There is a stark contrast between the official rhetoric and what is actually happening on the ground. This contrast seems in many cases to be intentional and the message is clear. I should recall an old Egyptian proverb that says: “I believe you when I hear you talk, but I am taken by surprise when I see you act.” Looks like surprise has become commonplace for us!
The contrast I am talking about is the one that causes this general state of fear from the future.
According to the official version, Egyptians are equal and the government serves them all indiscriminately, but when we look at facts on the ground we see that discrimination has not only stopped at religious and political ideologies, but has also extended to the degree of loyalty to the “group.” I don’t think many Egyptians see that what is said on the official level is implemented on the realistic level.
The official discourse condemns all sorts of infringement upon the rights of Egyptians, while we see several infringements go unpunished. The official discourse vows to protect personal freedoms while those freedoms are constantly violated.
Extremist groups like the Commission for the Propagation of Virtue and the Prevention of Vice are given free rein in several cities and the regime is turning a blind eye. We did not see any firm stance on the part of the government that would discourage youths who join those groups that take the law into their hands under the name of religion.
Leaders of the “group” say that the president is for all Egyptians, but exclusionist policies prove that only members of this group or those loyal to it or sympathetic with its line of thought are the ones who can claim this country as their own.
Among the several aspects of this contradiction between talk and action are statements stressing the state’s commitment to protecting all its citizens accompanied by an extremely mild reaction towards extremist practices that target specific groups.
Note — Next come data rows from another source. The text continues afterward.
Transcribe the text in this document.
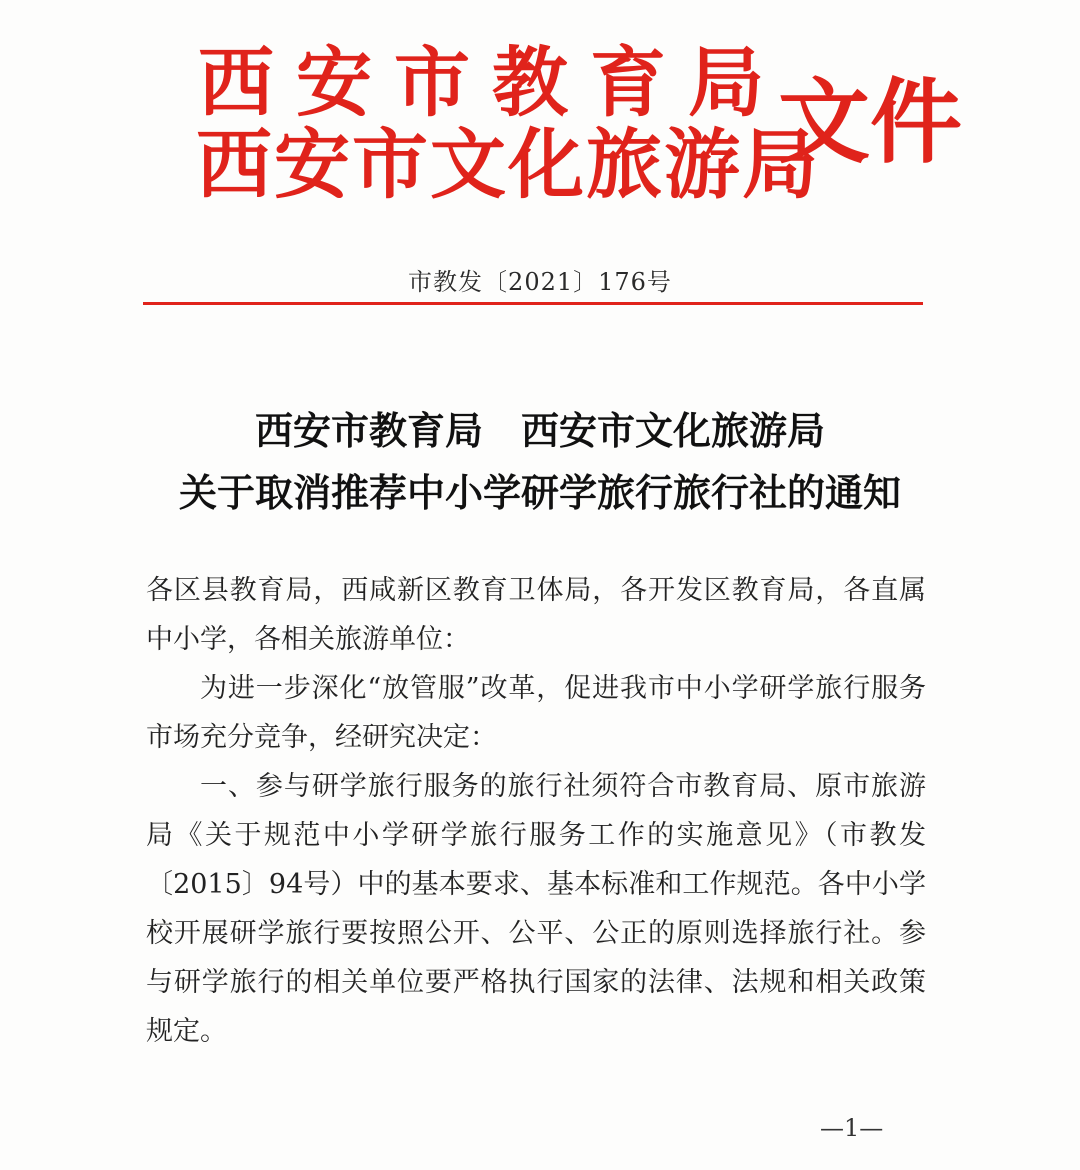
西安市教育局
西安市文化旅游局
文件
市教发〔2021〕176号
西安市教育局　西安市文化旅游局
关于取消推荐中小学研学旅行旅行社的通知

各区县教育局，西咸新区教育卫体局，各开发区教育局，各直属中小学，各相关旅游单位：

为进一步深化“放管服”改革，促进我市中小学研学旅行服务市场充分竞争，经研究决定：

一、参与研学旅行服务的旅行社须符合市教育局、原市旅游局《关于规范中小学研学旅行服务工作的实施意见》（市教发〔2015〕94号）中的基本要求、基本标准和工作规范。各中小学校开展研学旅行要按照公开、公平、公正的原则选择旅行社。参与研学旅行的相关单位要严格执行国家的法律、法规和相关政策规定。

—1—
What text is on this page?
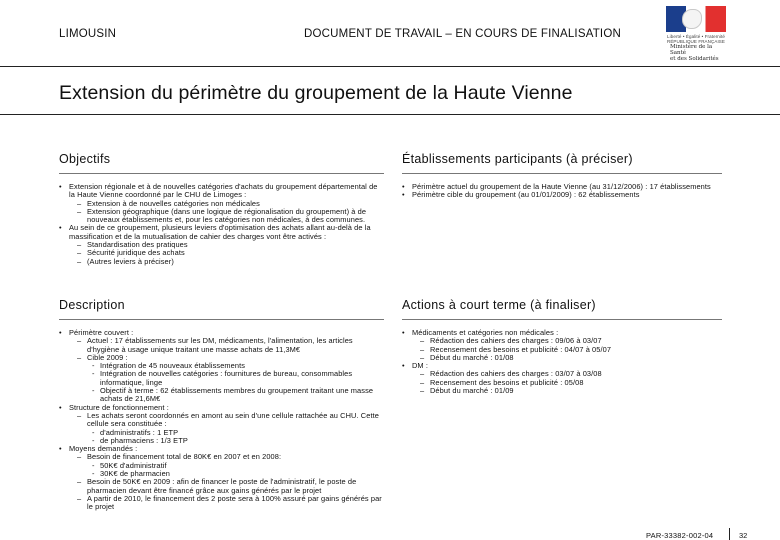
LIMOUSIN	DOCUMENT DE TRAVAIL – EN COURS DE FINALISATION	Liberté • Égalité • Fraternité
RÉPUBLIQUE FRANÇAISE
Ministère de la Santé
et des Solidarités
Extension du périmètre du groupement de la Haute Vienne
Objectifs
• Extension régionale et à de nouvelles catégories d'achats du groupement départemental de la Haute Vienne coordonné par le CHU de Limoges :
– Extension à de nouvelles catégories non médicales
– Extension géographique (dans une logique de régionalisation du groupement) à de nouveaux établissements et, pour les catégories non médicales, à des communes.
• Au sein de ce groupement, plusieurs leviers d'optimisation des achats allant au-delà de la massification et de la mutualisation de cahier des charges vont être activés :
– Standardisation des pratiques
– Sécurité juridique des achats
– (Autres leviers à préciser)
Établissements participants (à préciser)
• Périmètre actuel du groupement de la Haute Vienne (au 31/12/2006) : 17 établissements
• Périmètre cible du groupement (au 01/01/2009) : 62 établissements
Description
• Périmètre couvert :
– Actuel : 17 établissements sur les DM, médicaments, l'alimentation, les articles d'hygiène à usage unique traitant une masse achats de 11,3M€
– Cible 2009 :
- Intégration de 45 nouveaux établissements
- Intégration de nouvelles catégories : fournitures de bureau, consommables informatique, linge
- Objectif à terme : 62 établissements membres du groupement traitant une masse achats de 21,6M€
• Structure de fonctionnement :
– Les achats seront coordonnés en amont au sein d'une cellule rattachée au CHU. Cette cellule sera constituée :
- d'administratifs : 1 ETP
- de pharmaciens : 1/3 ETP
• Moyens demandés :
– Besoin de financement total de 80K€ en 2007 et en 2008:
- 50K€ d'administratif
- 30K€ de pharmacien
– Besoin de 50K€ en 2009 : afin de financer le poste de l'administratif, le poste de pharmacien devant être financé grâce aux gains générés par le projet
– A partir de 2010, le financement des 2 poste sera à 100% assuré par gains générés par le projet
Actions à court terme (à finaliser)
• Médicaments et catégories non médicales :
– Rédaction des cahiers des charges : 09/06 à 03/07
– Recensement des besoins et publicité : 04/07 à 05/07
– Début du marché : 01/08
• DM :
– Rédaction des cahiers des charges : 03/07 à 03/08
– Recensement des besoins et publicité : 05/08
– Début du marché : 01/09
PAR-33382-002-04	32
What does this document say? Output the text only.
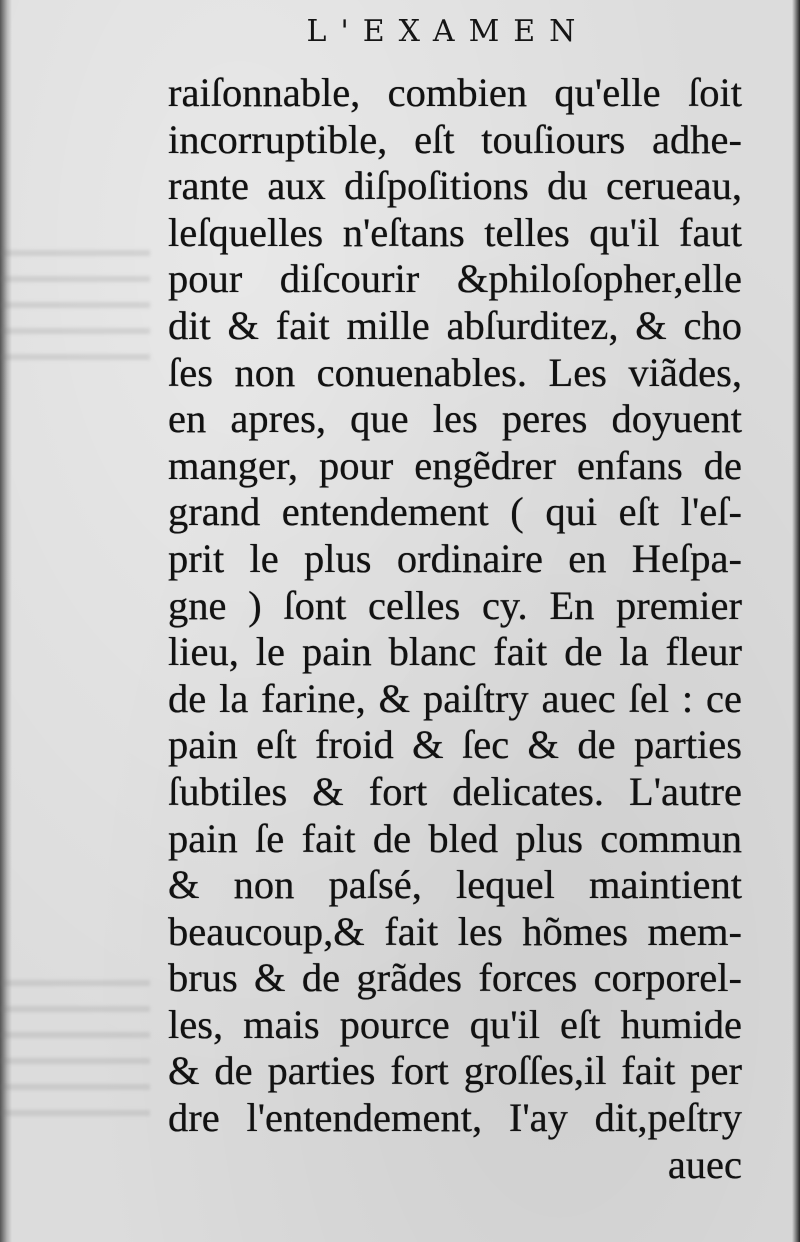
L'EXAMEN
raiſonnable, combien qu'elle ſoit
incorruptible, eſt touſiours adhe-
rante aux diſpoſitions du cerueau,
leſquelles n'eſtans telles qu'il faut
pour diſcourir &philoſopher,elle
dit & fait mille abſurditez, & cho
ſes non conuenables. Les viãdes,
en apres, que les peres doyuent
manger, pour engẽdrer enfans de
grand entendement ( qui eſt l'eſ-
prit le plus ordinaire en Heſpa-
gne ) ſont celles cy. En premier
lieu, le pain blanc fait de la fleur
de la farine, & paiſtry auec ſel : ce
pain eſt froid & ſec & de parties
ſubtiles & fort delicates. L'autre
pain ſe fait de bled plus commun
& non paſsé, lequel maintient
beaucoup,& fait les hõmes mem-
brus & de grãdes forces corporel-
les, mais pource qu'il eſt humide
& de parties fort groſſes,il fait per
dre l'entendement, I'ay dit,peſtry
auec
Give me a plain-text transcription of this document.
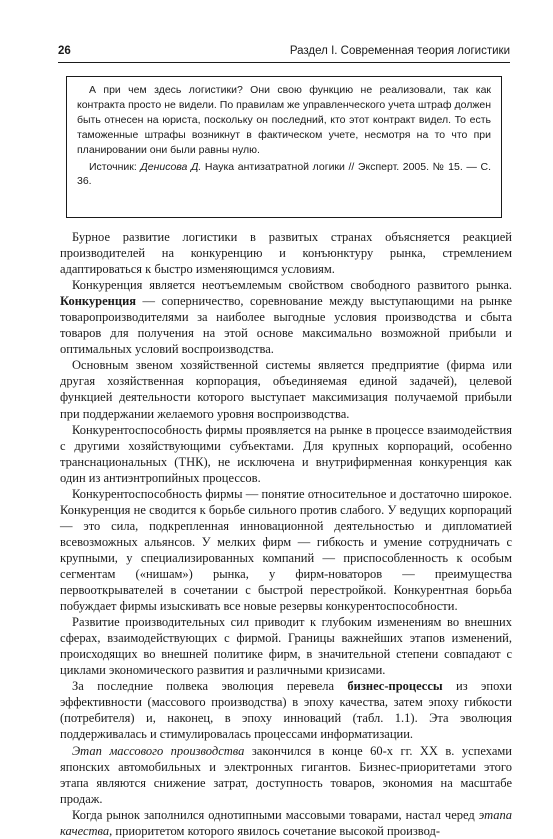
26	Раздел I. Современная теория логистики

А при чем здесь логистики? Они свою функцию не реализовали, так как контракта просто не видели. По правилам же управленческого учета штраф должен быть отнесен на юриста, поскольку он последний, кто этот контракт видел. То есть таможенные штрафы возникнут в фактическом учете, несмотря на то что при планировании они были равны нулю.

Источник: Денисова Д. Наука антизатратной логики // Эксперт. 2005. № 15. — С. 36.

Бурное развитие логистики в развитых странах объясняется реакцией производителей на конкуренцию и конъюнктуру рынка, стремлением адаптироваться к быстро изменяющимся условиям.

Конкуренция является неотъемлемым свойством свободного развитого рынка. Конкуренция — соперничество, соревнование между выступающими на рынке товаропроизводителями за наиболее выгодные условия производства и сбыта товаров для получения на этой основе максимально возможной прибыли и оптимальных условий воспроизводства.

Основным звеном хозяйственной системы является предприятие (фирма или другая хозяйственная корпорация, объединяемая единой задачей), целевой функцией деятельности которого выступает максимизация получаемой прибыли при поддержании желаемого уровня воспроизводства.

Конкурентоспособность фирмы проявляется на рынке в процессе взаимодействия с другими хозяйствующими субъектами. Для крупных корпораций, особенно транснациональных (ТНК), не исключена и внутрифирменная конкуренция как один из антиэнтропийных процессов.

Конкурентоспособность фирмы — понятие относительное и достаточно широкое. Конкуренция не сводится к борьбе сильного против слабого. У ведущих корпораций — это сила, подкрепленная инновационной деятельностью и дипломатией всевозможных альянсов. У мелких фирм — гибкость и умение сотрудничать с крупными, у специализированных компаний — приспособленность к особым сегментам («нишам») рынка, у фирм-новаторов — преимущества первооткрывателей в сочетании с быстрой перестройкой. Конкурентная борьба побуждает фирмы изыскивать все новые резервы конкурентоспособности.

Развитие производительных сил приводит к глубоким изменениям во внешних сферах, взаимодействующих с фирмой. Границы важнейших этапов изменений, происходящих во внешней политике фирм, в значительной степени совпадают с циклами экономического развития и различными кризисами.

За последние полвека эволюция перевела бизнес-процессы из эпохи эффективности (массового производства) в эпоху качества, затем эпоху гибкости (потребителя) и, наконец, в эпоху инноваций (табл. 1.1). Эта эволюция поддерживалась и стимулировалась процессами информатизации.

Этап массового производства закончился в конце 60-х гг. XX в. успехами японских автомобильных и электронных гигантов. Бизнес-приоритетами этого этапа являются снижение затрат, доступность товаров, экономия на масштабе продаж.

Когда рынок заполнился однотипными массовыми товарами, настал черед этапа качества, приоритетом которого явилось сочетание высокой производ-
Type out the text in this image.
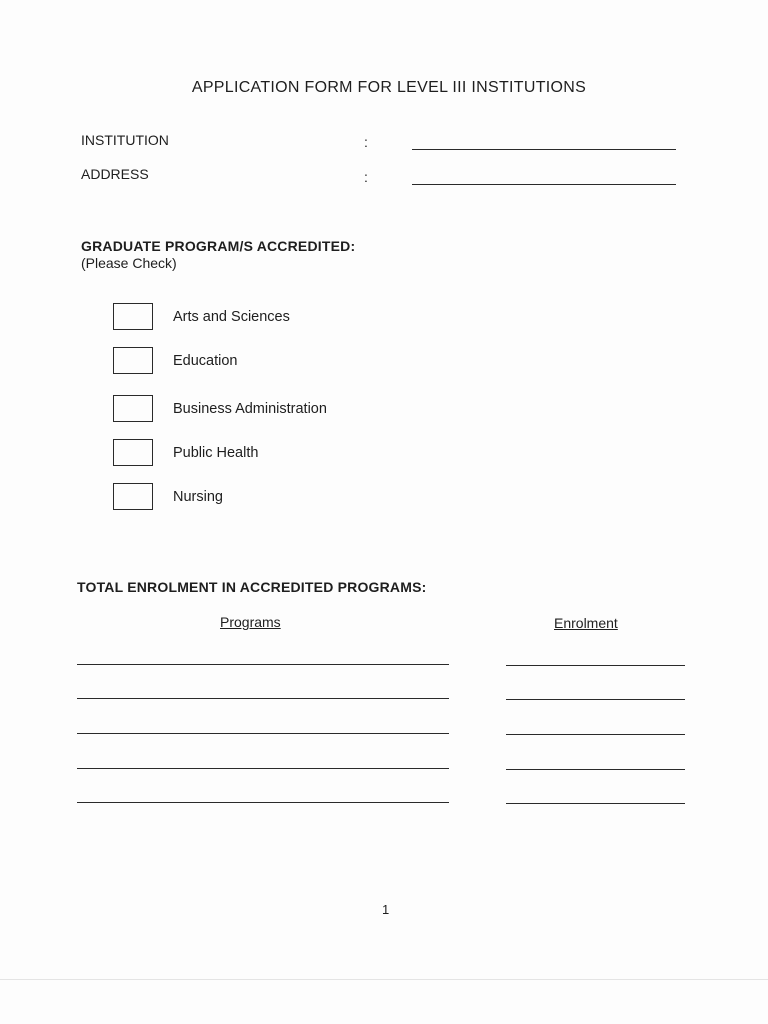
APPLICATION FORM FOR LEVEL III INSTITUTIONS
INSTITUTION	:
ADDRESS	:
GRADUATE PROGRAM/S ACCREDITED:
(Please Check)
Arts and Sciences
Education
Business Administration
Public Health
Nursing
TOTAL ENROLMENT IN ACCREDITED PROGRAMS:
Programs	Enrolment
1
A flagrant example was the forced immigration of Christian families in Sinai, which was seen by the government as “freedom of movement” since, according to the official response, those families “willingly chose to leave.”
Statements condemning the injustice that had befallen the families were only issued after that earlier reaction was harshly criticized all over the media. Only then did officials assert the families’ right to go back to their homes.
In the past few days, I took part in several meetings in New York about the concepts of the civil state and the religious state. I am not going to go into the details of the discussions that took place during these meetings, but I would like to stop at one sentence said by the organizer of those meetings, lawyer Maged Riad. This sentence sums up the ideal way of dealing with this contradiction between officials’ words and actual actions. It was said in response to the words of a sheikh who attended the meetings, saying that in a Muslim state, Muslims will protect Copts.
“We do not want a state in which we are protected by Muslims,” Riad told him. “We want a state in which we are protected by the constitution and the law.”
I guess that this sentence might offer a relative solution to the problem of this contradiction between the verbal and the real. We want a state that abides by the law and the constitution and not one owned by a specific group and its supporters. We want rules that apply to all Egyptians, not tribal ideologies that give preference to one group over another. This is a country that dates back to thousands of years ago. I hope those who rule it now realize that and act accordingly and work towards eliminating this contradiction.
The writer is a former head of news at Egypt’s state television.